Um pouco antes da intervenção foi também dado a conhecer pelo gabinete do primeiro-ministro israelita que havia instruções para instalar altifalantes no lado israelita da fronteira com Gaza para transmitir o discurso para os palestinianos. No entanto, segundo Times of Israel, o exército explicou que levou os altifalantes para o enclave, revelando que um total de nove sistemas de altifalantes foram implantados para a "campanha de influência", dirigida tanto aos civis palestinianos na Faixa como contra o Hamas.

O líder da oposição Yair Lapid criticou a medida, afirmando que Netanyahu não era o líder norte-coreano Kim Jong Un e que os militares "não precisavam de transmitir os discursos do líder através de altifalantes". "Isto é uma loucura megalómana, imprópria para um país democrático", escreveu no X.

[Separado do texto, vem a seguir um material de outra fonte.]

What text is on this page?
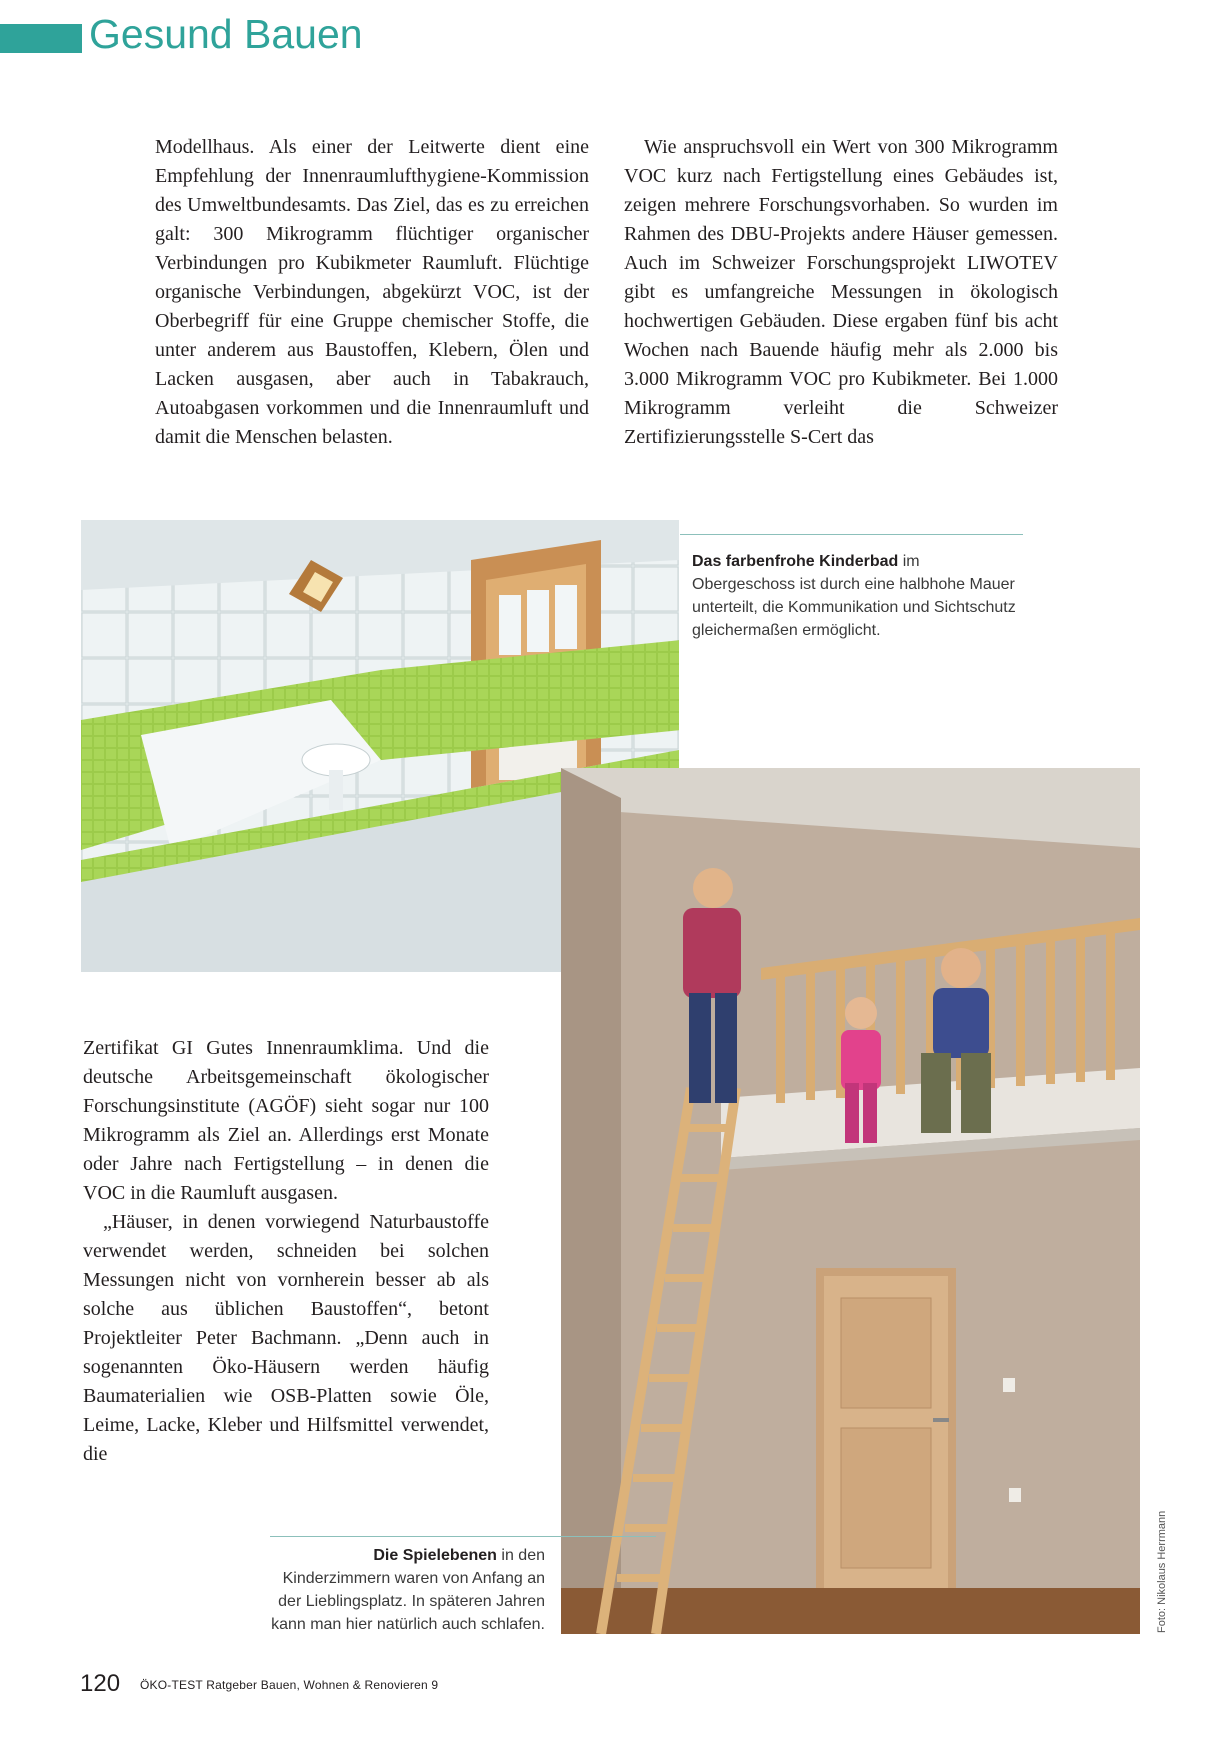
Gesund Bauen

Modellhaus. Als einer der Leitwerte dient eine Empfehlung der Innenraumlufthygiene-Kommission des Umweltbundesamts. Das Ziel, das es zu erreichen galt: 300 Mikrogramm flüchtiger organischer Verbindungen pro Kubikmeter Raumluft. Flüchtige organische Verbindungen, abgekürzt VOC, ist der Oberbegriff für eine Gruppe chemischer Stoffe, die unter anderem aus Baustoffen, Klebern, Ölen und Lacken ausgasen, aber auch in Tabakrauch, Autoabgasen vorkommen und die Innenraumluft und damit die Menschen belasten.

Wie anspruchsvoll ein Wert von 300 Mikrogramm VOC kurz nach Fertigstellung eines Gebäudes ist, zeigen mehrere Forschungsvorhaben. So wurden im Rahmen des DBU-Projekts andere Häuser gemessen. Auch im Schweizer Forschungsprojekt LIWOTEV gibt es umfangreiche Messungen in ökologisch hochwertigen Gebäuden. Diese ergaben fünf bis acht Wochen nach Bauende häufig mehr als 2.000 bis 3.000 Mikrogramm VOC pro Kubikmeter. Bei 1.000 Mikrogramm verleiht die Schweizer Zertifizierungsstelle S-Cert das

Das farbenfrohe Kinderbad im Obergeschoss ist durch eine halbhohe Mauer unterteilt, die Kommunikation und Sichtschutz gleichermaßen ermöglicht.

Zertifikat GI Gutes Innenraumklima. Und die deutsche Arbeitsgemeinschaft ökologischer Forschungsinstitute (AGÖF) sieht sogar nur 100 Mikrogramm als Ziel an. Allerdings erst Monate oder Jahre nach Fertigstellung – in denen die VOC in die Raumluft ausgasen.

„Häuser, in denen vorwiegend Naturbaustoffe verwendet werden, schneiden bei solchen Messungen nicht von vornherein besser ab als solche aus üblichen Baustoffen“, betont Projektleiter Peter Bachmann. „Denn auch in sogenannten Öko-Häusern werden häufig Baumaterialien wie OSB-Platten sowie Öle, Leime, Lacke, Kleber und Hilfsmittel verwendet, die

Die Spielebenen in den Kinderzimmern waren von Anfang an der Lieblingsplatz. In späteren Jahren kann man hier natürlich auch schlafen.	Foto: Nikolaus Herrmann
120 ÖKO-TEST Ratgeber Bauen, Wohnen & Renovieren 9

O ponto seguinte do discurso de Netanyahu foi dedicado aos reféns, tendo enumerado os nomes dos 20 cativos que se acredita ainda estarem vivos na posse do Hamas. "Quero fazer algo que nunca fiz antes. Quero falar deste fórum diretamente a estes reféns através de altifalantes. Cerquei Gaza com enormes altifalantes ligados a este microfone na esperança de que os nossos queridos reféns ouçam a minha mensagem". E em hebreu acrescentou: “Não nos esquecemos de vocês, nem por um segundo”.

A colocação dos altifalantes em Gaza serviu para o líder israelita enviar também uma mensagem ao Hamas: “Deponham as armas. Soltem o meu povo. Libertem os reféns. Todos eles. Os 48. Libertem os reféns. Agora. Se fizerem isso, viverão. Se não fizerem, Israel caçar-vos-á."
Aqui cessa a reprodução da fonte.